H.C.S. : J'aimerais que quelqu'un me montre ma feuille de mission, et dise qui me l'a donnée. Donc je ne répondrai pas à cette question.

Vous avez, on m’attribue tout. Même l’immeuble qui est en face de la maison que j’habite et dont je ne connais pas le propriétaire. J'avais voulu voir le titre foncier pour me l'approprier (rires).
C’est comme dans votre milieu. Aujourd'hui quand vous écrivez dans tel ou tel organe de presse, on vous attribue un parti politique. Moi, je ne réponds pas à ceux qui le disent. Si être traître, c'est aimer son pays, alors j'assume.


N.V. : Aujourd'hui, vous êtes attaché de défense. Vous étiez à Moscou (Russie), actuellement vous êtes en fonction en Afrique du Sud. Il y a eu beaucoup de rumeurs. L'on dit que vous avez été pour beaucoup dans l'achat des Mi-24 et autres armements soviétiques pour la Côte d'Ivoire pendant la crise. Qu'en est-il ?

H.C.S. : C'est la mission normale dévolue à un attaché de défense. Si on me confie une mission, je la remplis. C'est vrai que ça me suit parce que j'ai été épinglé par l'ONU qui m’a même interrogé. Il y a des pays que je ne peux plus visiter. Mais j'assume et je suis heureux d'avoir fait ce travail pour mon pays. Si j'ai permis à mon pays de rester debout, c'est tant mieux. Je pense que c'est ce qu'on demande à quelqu'un qu'on envoie en mission dans une ambassade. Donc j'assume sans regret.


N.V. : Comment avez-vous réussi ce qui pourrait être vu comme un exploit ?

H.C.S. : Je ne pense pas que ça soit un exploit. C'est le chef qui détermine la personne à qui il doit confier une mission.
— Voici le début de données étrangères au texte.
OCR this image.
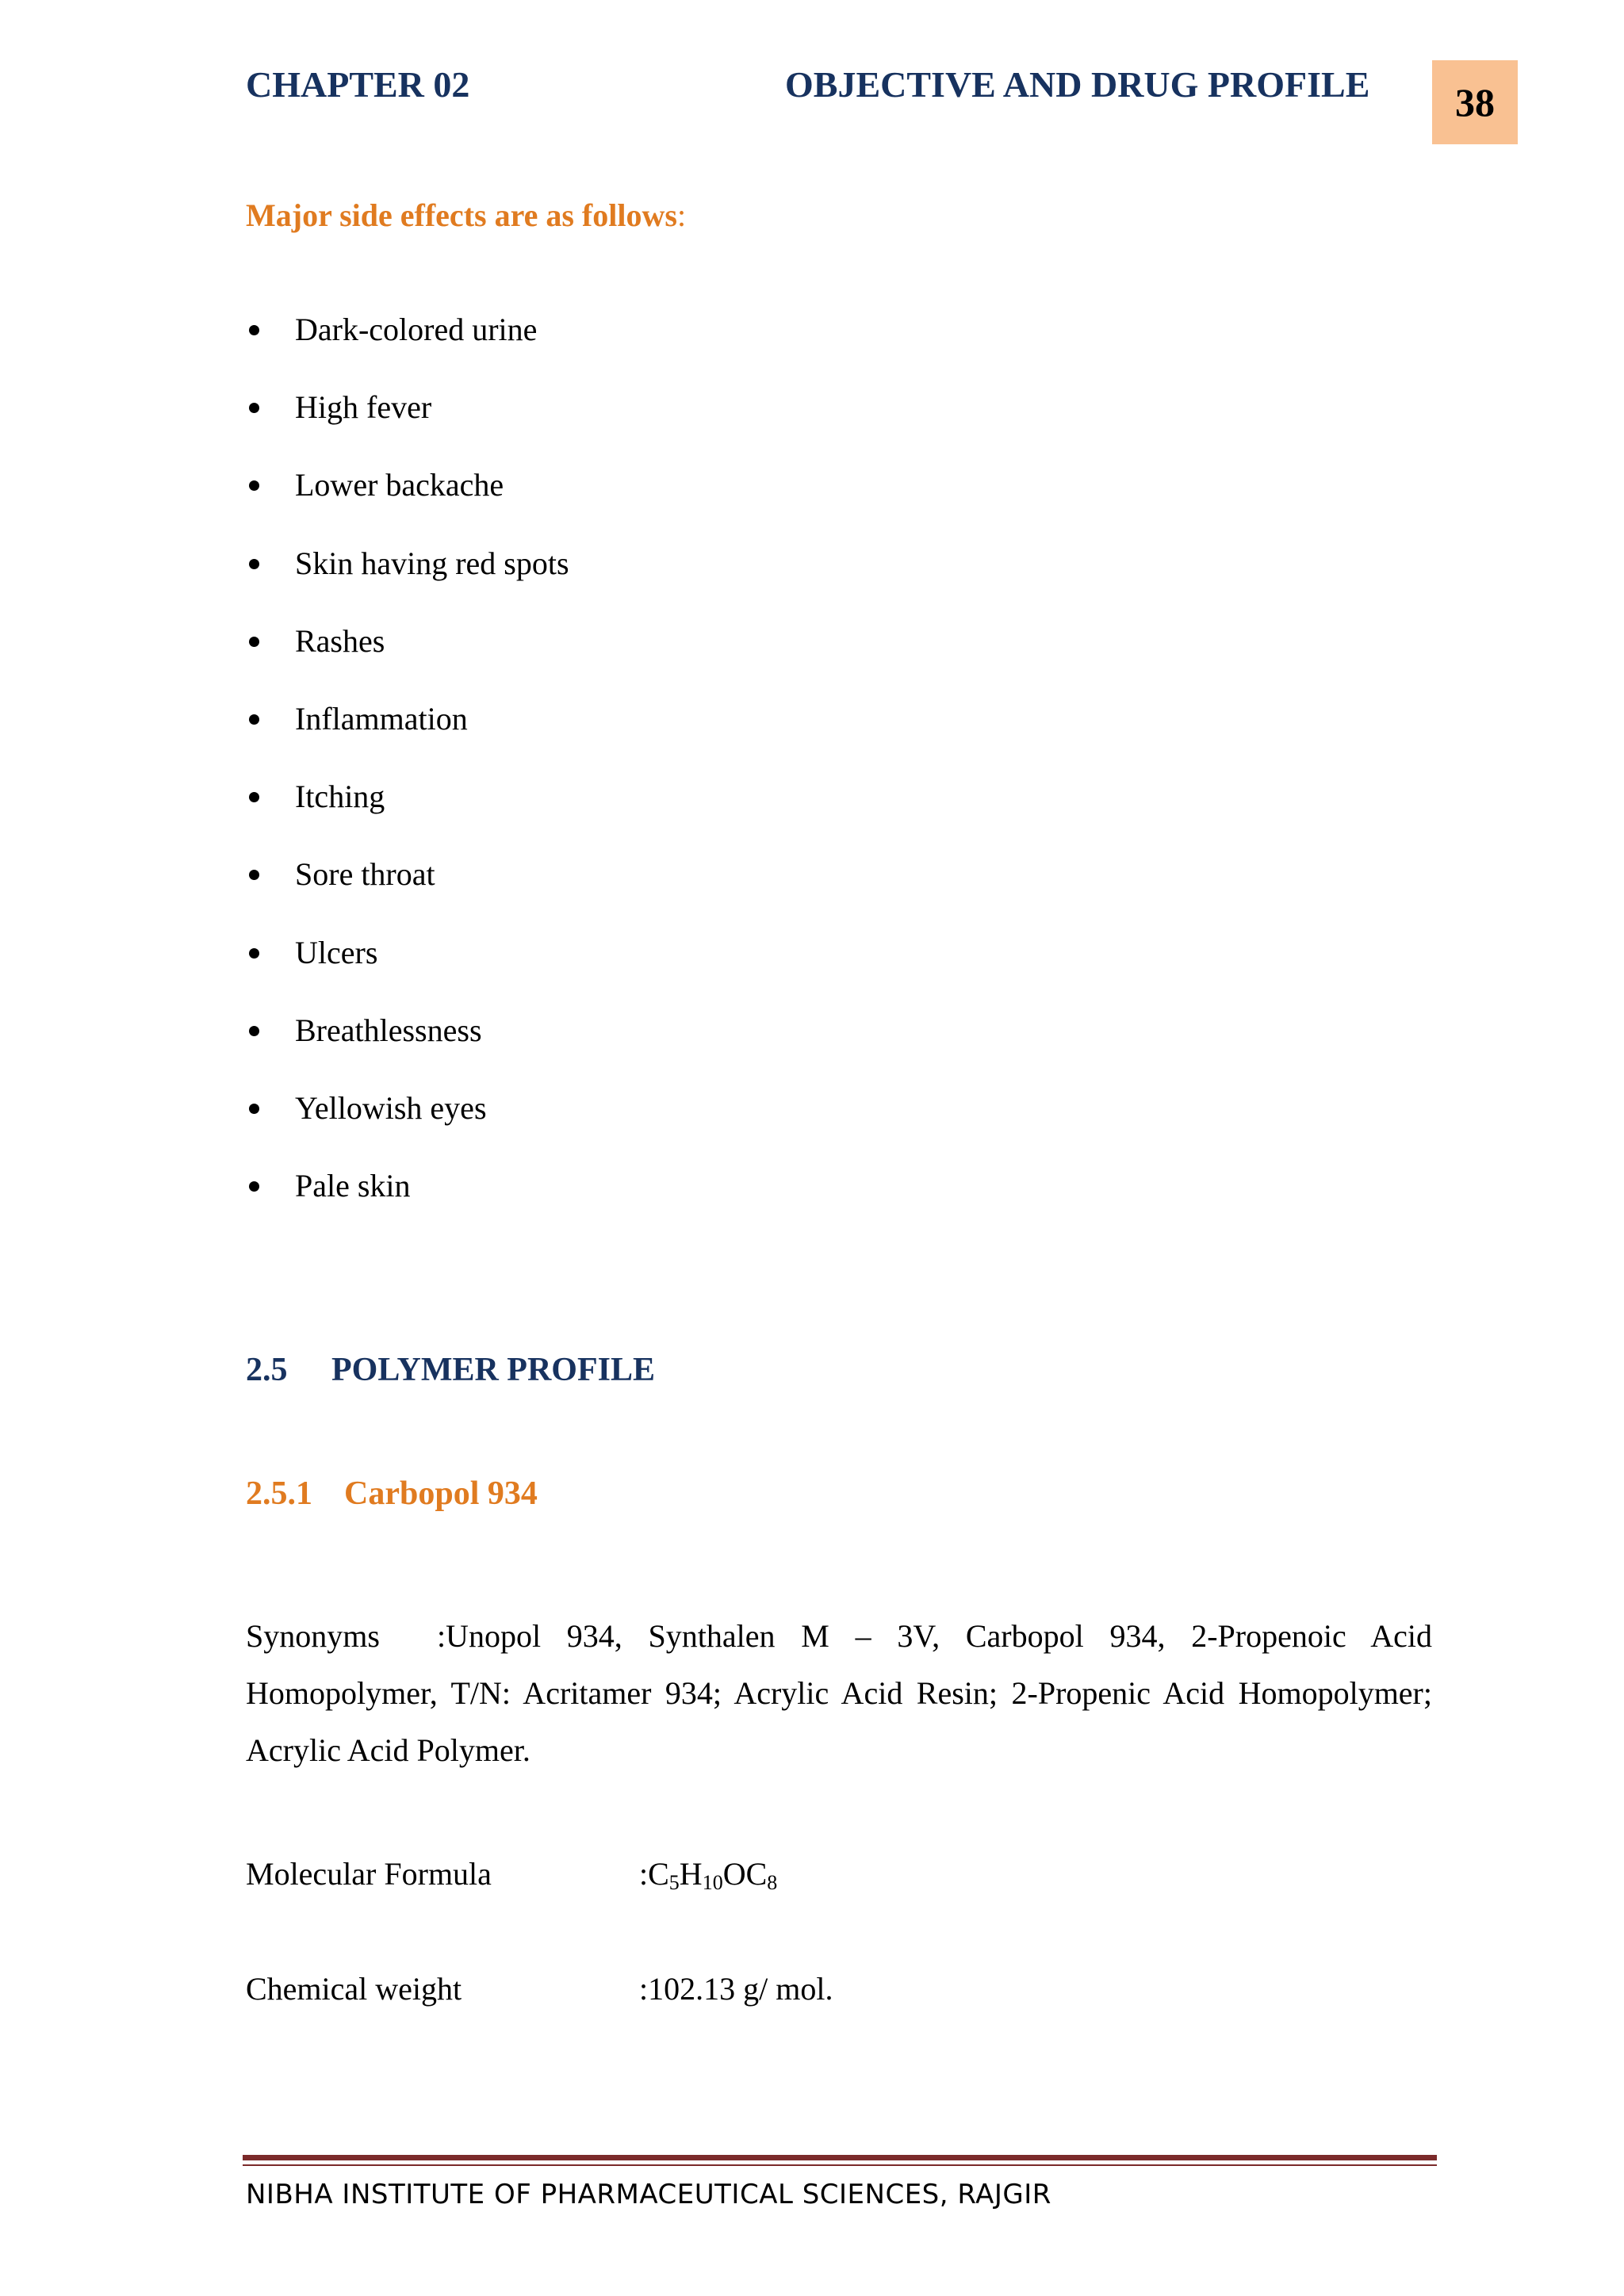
CHAPTER 02	OBJECTIVE AND DRUG PROFILE 38
Major side effects are as follows:
Dark-colored urine
High fever
Lower backache
Skin having red spots
Rashes
Inflammation
Itching
Sore throat
Ulcers
Breathlessness
Yellowish eyes
Pale skin
2.5 POLYMER PROFILE
2.5.1 Carbopol 934
Synonyms :Unopol 934, Synthalen M – 3V, Carbopol 934, 2-Propenoic Acid Homopolymer, T/N: Acritamer 934; Acrylic Acid Resin; 2-Propenic Acid Homopolymer; Acrylic Acid Polymer.
Molecular Formula	$:C_5H_{10}OC_8$
Chemical weight	:102.13 g/ mol.
NIBHA INSTITUTE OF PHARMACEUTICAL SCIENCES, RAJGIR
Je ne sais pas sur quels critères les responsables de ce pays-là se sont fondés pour dire : “Sama, tu accomplis cette mission”. Mais j'étais heureux qu'on me l'ait confiée. Je suis militaire, je me devais de l'assumer pleinement pour mériter la confiance de mes chefs. C'est ce que j'ai fait. C'est tout.


N.V. : Vous avez dit qu'il y a certains pays qui vous sont interdits. Peut-on les connaître ?

H.C.S. : Non, dans ma mission, en tant que Attaché de défense, je suis en même temps diplomate. Et donc j'ai l'obligation de réserve. Mais je pense que nous nous comprenons.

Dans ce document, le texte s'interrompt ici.